I was told, too, that crowds along the streets caught up that very cheerful greeting, so that all through his ride along the beautiful streets to the Belmont House in New Hampshire Avenue, which was to be his home in Washington, the Prince was made aware of the hospitality extended to him.

But of this fact I can only speak from hearsay. The Press Correspondents were unable to follow His Royal Highness through the city. We were told that a car was to be placed at our disposal, as one had been elsewhere, and we were asked to wait our turn. Wait we certainly did, until the last junior attaché had been served. By that time, however, His Royal Highness had outdistanced us, for, without a car and without being able to join the procession at an early interval, we lost touch with happenings.

By the time we were able to get on to the route the streets were deserted; all we could do was to admire through the rain the architecture of one of the most beautiful cities of the world.

Apart from the rain on the first day, there was another factor which handicapped Washington in its welcome to the Prince—the warmth of which could not be doubted when it had opportunity for adequate expression. This was the fact that no program of his doings was published. For some reason which I do not pretend to understand, the time-table of his comings and goings about the city was not issued to the Press, so that the people of Washington had but vague ideas of where to see him. The Washington journalists protested to us that this was unfair to a city that has such a great and just reputation for its public hospitality.

However, where the Prince and the Washington people did come together there was an immediate and mutual regard.
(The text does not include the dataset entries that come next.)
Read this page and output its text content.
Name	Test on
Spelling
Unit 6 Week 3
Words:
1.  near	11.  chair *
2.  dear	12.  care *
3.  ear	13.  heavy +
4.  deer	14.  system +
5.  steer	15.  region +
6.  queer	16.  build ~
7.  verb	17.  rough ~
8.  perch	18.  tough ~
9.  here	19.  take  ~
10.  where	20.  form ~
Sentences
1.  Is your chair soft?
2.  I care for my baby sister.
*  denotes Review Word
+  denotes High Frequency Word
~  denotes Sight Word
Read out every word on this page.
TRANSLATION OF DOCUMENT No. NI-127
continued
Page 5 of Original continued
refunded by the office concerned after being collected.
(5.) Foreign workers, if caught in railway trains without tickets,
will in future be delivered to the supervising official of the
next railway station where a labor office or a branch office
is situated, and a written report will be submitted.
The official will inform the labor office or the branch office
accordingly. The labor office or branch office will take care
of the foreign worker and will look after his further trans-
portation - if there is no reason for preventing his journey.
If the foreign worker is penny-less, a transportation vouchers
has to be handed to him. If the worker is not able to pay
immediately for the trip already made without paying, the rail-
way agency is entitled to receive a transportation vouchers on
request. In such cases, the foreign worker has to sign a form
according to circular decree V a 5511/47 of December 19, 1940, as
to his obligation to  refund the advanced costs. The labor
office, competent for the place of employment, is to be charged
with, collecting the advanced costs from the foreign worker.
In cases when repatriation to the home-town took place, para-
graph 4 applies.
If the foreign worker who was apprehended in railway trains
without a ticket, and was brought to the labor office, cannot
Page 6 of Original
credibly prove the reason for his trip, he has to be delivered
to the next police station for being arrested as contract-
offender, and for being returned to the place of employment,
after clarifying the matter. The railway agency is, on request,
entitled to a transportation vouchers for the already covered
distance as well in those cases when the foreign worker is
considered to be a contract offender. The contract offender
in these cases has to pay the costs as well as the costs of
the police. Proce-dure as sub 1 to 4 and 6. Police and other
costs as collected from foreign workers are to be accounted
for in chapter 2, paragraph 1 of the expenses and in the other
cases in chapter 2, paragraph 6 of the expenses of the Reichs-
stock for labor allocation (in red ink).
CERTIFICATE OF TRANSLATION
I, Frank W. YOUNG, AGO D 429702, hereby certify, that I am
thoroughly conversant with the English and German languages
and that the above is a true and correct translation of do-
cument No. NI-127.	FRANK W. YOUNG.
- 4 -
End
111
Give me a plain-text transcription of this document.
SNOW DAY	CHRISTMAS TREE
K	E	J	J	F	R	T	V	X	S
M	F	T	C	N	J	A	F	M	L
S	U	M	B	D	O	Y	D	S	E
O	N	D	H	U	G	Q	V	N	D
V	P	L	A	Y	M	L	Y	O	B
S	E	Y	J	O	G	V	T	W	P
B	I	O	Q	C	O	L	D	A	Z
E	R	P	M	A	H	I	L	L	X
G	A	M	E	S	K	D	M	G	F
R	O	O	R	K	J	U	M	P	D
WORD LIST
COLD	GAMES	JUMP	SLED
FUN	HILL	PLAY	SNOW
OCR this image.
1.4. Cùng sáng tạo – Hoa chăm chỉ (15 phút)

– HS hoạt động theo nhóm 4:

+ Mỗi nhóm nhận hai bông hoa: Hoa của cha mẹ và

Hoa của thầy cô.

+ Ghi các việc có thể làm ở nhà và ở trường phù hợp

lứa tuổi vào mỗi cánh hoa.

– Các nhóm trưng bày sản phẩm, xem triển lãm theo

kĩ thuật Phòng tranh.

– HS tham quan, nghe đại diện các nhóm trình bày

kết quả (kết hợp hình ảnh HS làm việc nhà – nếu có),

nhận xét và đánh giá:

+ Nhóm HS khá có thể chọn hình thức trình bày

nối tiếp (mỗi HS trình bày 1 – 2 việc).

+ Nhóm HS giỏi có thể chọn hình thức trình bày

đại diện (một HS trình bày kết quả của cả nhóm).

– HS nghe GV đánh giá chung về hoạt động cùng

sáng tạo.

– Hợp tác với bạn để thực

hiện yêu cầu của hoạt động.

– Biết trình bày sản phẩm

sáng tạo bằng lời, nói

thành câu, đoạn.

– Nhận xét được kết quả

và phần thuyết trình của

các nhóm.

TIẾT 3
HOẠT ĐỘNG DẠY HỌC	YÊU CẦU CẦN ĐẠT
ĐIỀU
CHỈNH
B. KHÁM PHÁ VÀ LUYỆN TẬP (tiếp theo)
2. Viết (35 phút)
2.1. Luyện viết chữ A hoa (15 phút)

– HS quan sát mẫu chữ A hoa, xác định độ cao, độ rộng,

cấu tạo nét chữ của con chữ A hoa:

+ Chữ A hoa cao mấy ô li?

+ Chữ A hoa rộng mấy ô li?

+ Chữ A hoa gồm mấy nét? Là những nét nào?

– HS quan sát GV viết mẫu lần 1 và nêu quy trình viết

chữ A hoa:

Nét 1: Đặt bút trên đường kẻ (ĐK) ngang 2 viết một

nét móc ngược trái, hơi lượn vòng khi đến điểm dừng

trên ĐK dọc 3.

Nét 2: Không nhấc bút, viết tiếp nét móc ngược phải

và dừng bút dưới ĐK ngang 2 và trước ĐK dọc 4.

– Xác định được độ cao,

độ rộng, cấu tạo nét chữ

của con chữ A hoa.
There was just such a "mixing" that evening, when he visited the National Press Club.

He had spent the day quietly, receiving and returning calls. One of these calls was upon President Wilson at the White House, the Prince driving through this city of an ideal in architecture come true, to spend ten minutes with Mrs. Wilson in a visit of courtesy.

The National Press Club at Washington is probably unique of its kind. I don't mean by that that it is comfortable and attractive; all American and Canadian clubs are supremely comfortable and attractive, for in this Continent clubs have been exalted to the plane of a gracious and fine art; I mean that the spirit of the club gave it a distinguished and notable quality.

America being a country extremely interested in politics—Americans enter into politics as Englishmen enter into cricket—and Washington being the vibrant centre of that intense political concern, the most acute brains of the American news world naturally gravitate to the Capital. The National Press Club at Washington is a club of experts. Its membership is made up of men whose keen intelligence, brilliance in craft and devotion to their calling has lifted them to the top of the tree in their own particular métier.

There was about these men that extraordinary zest in work and every detail of that work that is the secret of American driving power. With them, and with every other American I came into contact with, I felt that work was attacked with something of the joy of the old craftsman. My own impression after a short stay in America is that the American works no harder, and perhaps not so hard as the average Briton; but he works with infinitely more zest, and that is what makes him the dangerous fellow in competition that he is.